Linda Mars and John Neville - two very different people, two very different worlds. Yet only together can they hope to survive the terrors to come. For, through her eyes, they can glimpse the macabre events in the future - her eyes are the psychic connection between life and death.
Okay, here's the set-up. Laura Mars is a high-art photographer who discovers that - by some absurd accident of empathy - she finds herself on occasion literally seeing through the eyes of another person. Regrettably, that other person is a psycho-killer and the occasions tend to be premonitions of his activities when he's out on a job.

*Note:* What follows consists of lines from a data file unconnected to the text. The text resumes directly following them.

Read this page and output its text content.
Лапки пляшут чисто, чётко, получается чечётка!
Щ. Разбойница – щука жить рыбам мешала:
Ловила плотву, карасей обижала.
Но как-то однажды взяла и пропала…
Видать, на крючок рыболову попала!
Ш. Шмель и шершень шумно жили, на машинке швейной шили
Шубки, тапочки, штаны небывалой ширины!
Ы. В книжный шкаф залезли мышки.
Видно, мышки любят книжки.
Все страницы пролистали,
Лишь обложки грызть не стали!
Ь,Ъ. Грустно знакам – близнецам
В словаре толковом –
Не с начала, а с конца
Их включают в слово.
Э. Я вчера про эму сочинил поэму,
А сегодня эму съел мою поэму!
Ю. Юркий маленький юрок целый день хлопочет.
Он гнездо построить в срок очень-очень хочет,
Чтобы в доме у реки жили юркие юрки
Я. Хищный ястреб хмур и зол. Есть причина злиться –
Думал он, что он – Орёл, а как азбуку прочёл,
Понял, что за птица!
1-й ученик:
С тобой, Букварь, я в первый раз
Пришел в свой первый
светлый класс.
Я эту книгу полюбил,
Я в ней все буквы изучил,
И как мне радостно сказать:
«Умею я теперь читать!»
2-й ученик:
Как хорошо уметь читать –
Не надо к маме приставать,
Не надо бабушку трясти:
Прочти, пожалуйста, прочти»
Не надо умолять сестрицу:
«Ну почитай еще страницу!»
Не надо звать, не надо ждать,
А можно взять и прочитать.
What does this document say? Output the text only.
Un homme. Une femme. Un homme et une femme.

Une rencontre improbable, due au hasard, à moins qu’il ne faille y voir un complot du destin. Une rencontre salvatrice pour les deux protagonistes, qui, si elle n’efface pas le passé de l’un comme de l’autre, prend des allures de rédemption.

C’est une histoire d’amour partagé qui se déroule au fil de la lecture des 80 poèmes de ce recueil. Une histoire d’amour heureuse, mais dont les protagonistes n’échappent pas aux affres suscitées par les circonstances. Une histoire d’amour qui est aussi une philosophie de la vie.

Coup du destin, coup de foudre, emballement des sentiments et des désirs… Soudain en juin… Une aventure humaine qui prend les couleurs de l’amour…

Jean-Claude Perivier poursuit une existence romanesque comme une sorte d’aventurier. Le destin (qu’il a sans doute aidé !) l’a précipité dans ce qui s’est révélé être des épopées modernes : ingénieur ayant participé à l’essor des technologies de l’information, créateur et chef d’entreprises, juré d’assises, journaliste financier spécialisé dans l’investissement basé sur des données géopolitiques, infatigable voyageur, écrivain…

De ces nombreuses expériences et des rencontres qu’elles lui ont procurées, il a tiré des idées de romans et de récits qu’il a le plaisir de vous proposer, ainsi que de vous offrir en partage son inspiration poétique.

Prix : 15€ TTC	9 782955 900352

That's it. There ain't no more. On screen, they got away with it by getting the wonderful Faye Dunaway in as the star and by filling the whole thing with high gloss superficiality (the photos of Ms Mars were actually taken by Helmut Newton - that's how shallow it is.) But even then it was touch and go, and if the original casting of Barbara Streisand had gone ahead, it would have sunk without trace. Instead it's a big budget pseudo-soft-porn movie that's still quite highly regarded by some.
So anyway, not much of a story. But what there is was written by John Carpenter, just coming off an incredible streak of movie-making and at the time one of Hollywood's hottest properties. In fact if Carpenter had died in 1978, he'd be remembered as the auteur James Dean, with his first three works - Dark Star, Assault on Precinct 13, Halloween - revered by film fans for ever. What we didn't realize back then was that he was suffering from Mendelssohn Syndrome, and that it was all downhill from here on in.
Carpenter and Zelag Goodman collaborated to write the screenplay from the story, and HB Gilmour was commissioned to write the novel. You'll remember Ms Gilmore from Pretty In Pink, but here we get some more detail, of which I'd like to share a little:
Which is all very well, but the story's way too flimsy to sustain a novel in excess of 200 pages.